Maintenant, la cérémonie se terminait : les bonzes psalmodiaient leurs dernières prières, et l’on faisait une fois encore les grands saluts rituels devant le cercueil que les ouvriers avaient achevé de recouvrir d’une mince couche de terre délayée. Alors les assistans se dispersèrent.

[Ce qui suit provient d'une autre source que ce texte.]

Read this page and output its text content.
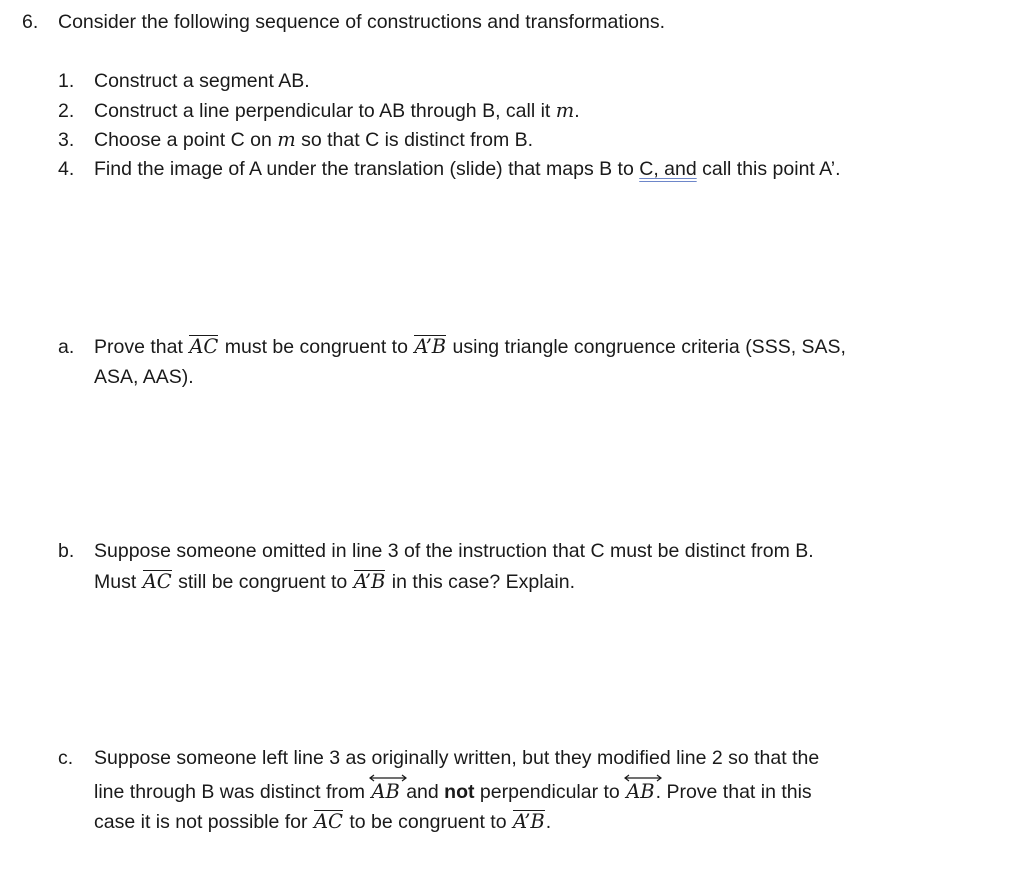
6. Consider the following sequence of constructions and transformations.
1. Construct a segment AB.
2. Construct a line perpendicular to AB through B, call it m.
3. Choose a point C on m so that C is distinct from B.
4. Find the image of A under the translation (slide) that maps B to C, and call this point A’.
a. Prove that AC must be congruent to A’B using triangle congruence criteria (SSS, SAS,
ASA, AAS).
b. Suppose someone omitted in line 3 of the instruction that C must be distinct from B.
Must AC still be congruent to A’B in this case? Explain.
c. Suppose someone left line 3 as originally written, but they modified line 2 so that the
line through B was distinct from
AB and not perpendicular to
AB. Prove that in this
case it is not possible for AC to be congruent to A’B.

Ils s’en allaient vers la ville dont on apercevait au loin, dans une pénombre jaunâtre, les hautes portes surmontées de toits recourbés : les charrettes tendues de toile blanche prenaient le trot, et secouaient durement par leurs cahots les parentes de la défunte et les pleureuses, dont le visage avait déjà repris l’air d’impassibilité habituel aux femmes chinoises. Les autres membres de la famille suivaient à pied, en désordre, mêlés aux prêtres bouddhistes, aux porteurs, aux valets d’enterrement qui rapportaient leurs oripeaux funéraires.

Ils pressaient le pas, car le soir tombait et le froid devenait pénétrant : le soleil venait, en effet, de disparaître derrière les pâleurs de cire qui teintaient l’horizon, laissant traîner après lui une lueur crépusculaire qui était plus funèbre encore.

Mais presque aussitôt la lune se leva, couleur de sang, gigantesque ; elle étalait sa clarté boréale sur les glaces du Pei-ho et sur la plaine aux lointains indéfinis.

Sur le bord des étangs glacés et à perte de vue dans les champs, elle éclairait les milliers de tombeaux en ruines et de cercueils défoncés qui couvrent les environs de Tientsin, comme une nécropole abandonnée. Là étaient venus s’entasser depuis des siècles les restes de générations innombrables disparues à jamais.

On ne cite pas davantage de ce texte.